Osmanlı yıllarında 1864'te kurulan Hafız Mustafa standında görevli Recep Deneri, Osmanlı'dan günümüze gelen lezzetler arasında kadayıflar, şeker pare, fıstıklı Halep sarması ve lokum çeşitleri olduğunu söyledi. Deneri, "Ürünlerimizde glikoz şurubu, tatlandırıcı gibi yan sanayi ürünler yok. Sadece kendimize özgü şeker pancarı ve bal ürünlerinden tatlıları yapıyoruz. Doğal olduğu için çok sağlıklı ramazanda. Uzun ömürlü, çünkü içerisinde bal var. 1 ay raf ömrü bulunuyor. Orijinal meyve suyu kullanıyoruz. Bu tatlılar Osmanlıdan kalan mirasımız. Özellikle ramazanda burma ve lokumlu kadayıf çok dikkati çekiyor. İftarda tatlıları öneriyorum, ballı kadayıfta yüzde 50 bal yüzde 50 şerbet var."
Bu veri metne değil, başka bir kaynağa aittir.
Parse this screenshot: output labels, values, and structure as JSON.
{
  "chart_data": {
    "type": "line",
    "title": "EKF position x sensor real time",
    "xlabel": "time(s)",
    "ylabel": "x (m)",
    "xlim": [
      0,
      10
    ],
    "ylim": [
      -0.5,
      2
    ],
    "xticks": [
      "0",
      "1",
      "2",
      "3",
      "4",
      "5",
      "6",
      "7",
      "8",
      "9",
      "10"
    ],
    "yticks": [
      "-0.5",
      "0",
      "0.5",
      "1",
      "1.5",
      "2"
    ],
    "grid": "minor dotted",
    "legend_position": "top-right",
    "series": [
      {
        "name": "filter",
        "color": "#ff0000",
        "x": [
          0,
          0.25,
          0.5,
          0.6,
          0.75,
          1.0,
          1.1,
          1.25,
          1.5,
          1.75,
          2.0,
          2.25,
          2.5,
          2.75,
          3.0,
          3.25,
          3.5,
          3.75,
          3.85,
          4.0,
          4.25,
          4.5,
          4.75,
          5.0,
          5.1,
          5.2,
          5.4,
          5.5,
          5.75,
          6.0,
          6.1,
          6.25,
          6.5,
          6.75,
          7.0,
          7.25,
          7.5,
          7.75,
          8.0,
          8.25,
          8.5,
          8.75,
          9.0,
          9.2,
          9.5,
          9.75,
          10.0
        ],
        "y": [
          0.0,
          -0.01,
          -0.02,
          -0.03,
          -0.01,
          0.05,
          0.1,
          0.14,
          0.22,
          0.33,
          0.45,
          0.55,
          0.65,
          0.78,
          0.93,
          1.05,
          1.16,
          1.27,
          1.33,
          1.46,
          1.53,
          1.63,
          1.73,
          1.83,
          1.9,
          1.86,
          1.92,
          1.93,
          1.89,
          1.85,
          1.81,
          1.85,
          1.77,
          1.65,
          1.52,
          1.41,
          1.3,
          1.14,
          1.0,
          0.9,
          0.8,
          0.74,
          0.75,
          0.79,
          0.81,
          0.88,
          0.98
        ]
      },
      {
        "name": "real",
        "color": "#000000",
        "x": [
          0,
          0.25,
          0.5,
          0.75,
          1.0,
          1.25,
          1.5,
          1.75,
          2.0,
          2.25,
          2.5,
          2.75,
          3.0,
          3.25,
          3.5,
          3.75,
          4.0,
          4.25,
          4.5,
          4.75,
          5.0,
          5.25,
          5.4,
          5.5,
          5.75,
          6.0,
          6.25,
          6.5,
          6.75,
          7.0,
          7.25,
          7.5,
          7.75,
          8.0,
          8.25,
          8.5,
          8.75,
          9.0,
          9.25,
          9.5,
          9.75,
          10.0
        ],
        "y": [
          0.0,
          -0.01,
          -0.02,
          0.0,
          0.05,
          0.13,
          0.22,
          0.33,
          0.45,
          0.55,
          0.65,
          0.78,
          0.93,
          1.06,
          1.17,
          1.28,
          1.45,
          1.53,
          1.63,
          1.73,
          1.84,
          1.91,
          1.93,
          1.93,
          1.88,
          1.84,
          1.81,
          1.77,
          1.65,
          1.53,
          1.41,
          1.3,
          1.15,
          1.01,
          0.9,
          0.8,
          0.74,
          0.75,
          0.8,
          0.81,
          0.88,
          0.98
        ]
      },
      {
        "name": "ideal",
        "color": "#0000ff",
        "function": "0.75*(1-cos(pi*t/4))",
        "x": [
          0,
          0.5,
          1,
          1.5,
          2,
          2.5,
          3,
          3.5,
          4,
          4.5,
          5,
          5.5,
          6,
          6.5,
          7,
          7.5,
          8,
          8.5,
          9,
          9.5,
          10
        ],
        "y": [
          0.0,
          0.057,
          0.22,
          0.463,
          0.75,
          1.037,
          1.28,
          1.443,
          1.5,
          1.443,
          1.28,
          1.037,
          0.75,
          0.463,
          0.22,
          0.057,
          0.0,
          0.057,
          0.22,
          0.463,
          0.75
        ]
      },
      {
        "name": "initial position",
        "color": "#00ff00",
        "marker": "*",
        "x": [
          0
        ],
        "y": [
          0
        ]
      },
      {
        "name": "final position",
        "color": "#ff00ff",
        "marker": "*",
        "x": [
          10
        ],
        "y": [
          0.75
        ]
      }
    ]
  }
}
Asırlık tatlardan şerbet, ramazanda en çok tercih edilen içeceklerden. Çarşıda çeşitli şerbetler hazırlayan Ramazan Bingöl standında görevli Samet Kahraman, şöyle konuştu:
"Ramazanda en çok şehzade, demirhindi şerbetine ilgi var. Ana maddesi Hint hurması olan demirhindi şerbeti 400 yıllık bir Osmanlı şerbeti. Demir eksikliği ve kansızlığa birebir gelir. Sindirim yollarını rahatlatır. Demirhindi şerbeti, iftarda ve sahurda da içilebilir. Demirhindi şerbetini içen gün boyu susuzluk çekmiyor. Şehzade şerbetinde de çilek, limon, karanfil, tarçınla yapılan özel bir şerbettir. Faydalı. Ramazanda çok rağbet var. Osmanlı'dan kalma tatlardan şerbetleri halkımıza sunduğumuz için mutluyuz. Şerbetler ustamız tarafından imalathanede hazırlanıyor. Şerbetler günlük gelip tazeleniyor. Sahura kadar buradayız ve saat 01.30'a kadar şerbetlerimiz bitiyor. Günlük yapılıp taze olarak korunuyor."
Son Dakika › Güncel › Asırlık Tatlar ve Sanatlar' Canlanıyor - Son Dakika
Masaüstü bildirimlerimize izin vererek en son haberleri, analizleri ve derinlemesine içerikleri hemen öğrenin.
Sizin düşünceleriniz neler ?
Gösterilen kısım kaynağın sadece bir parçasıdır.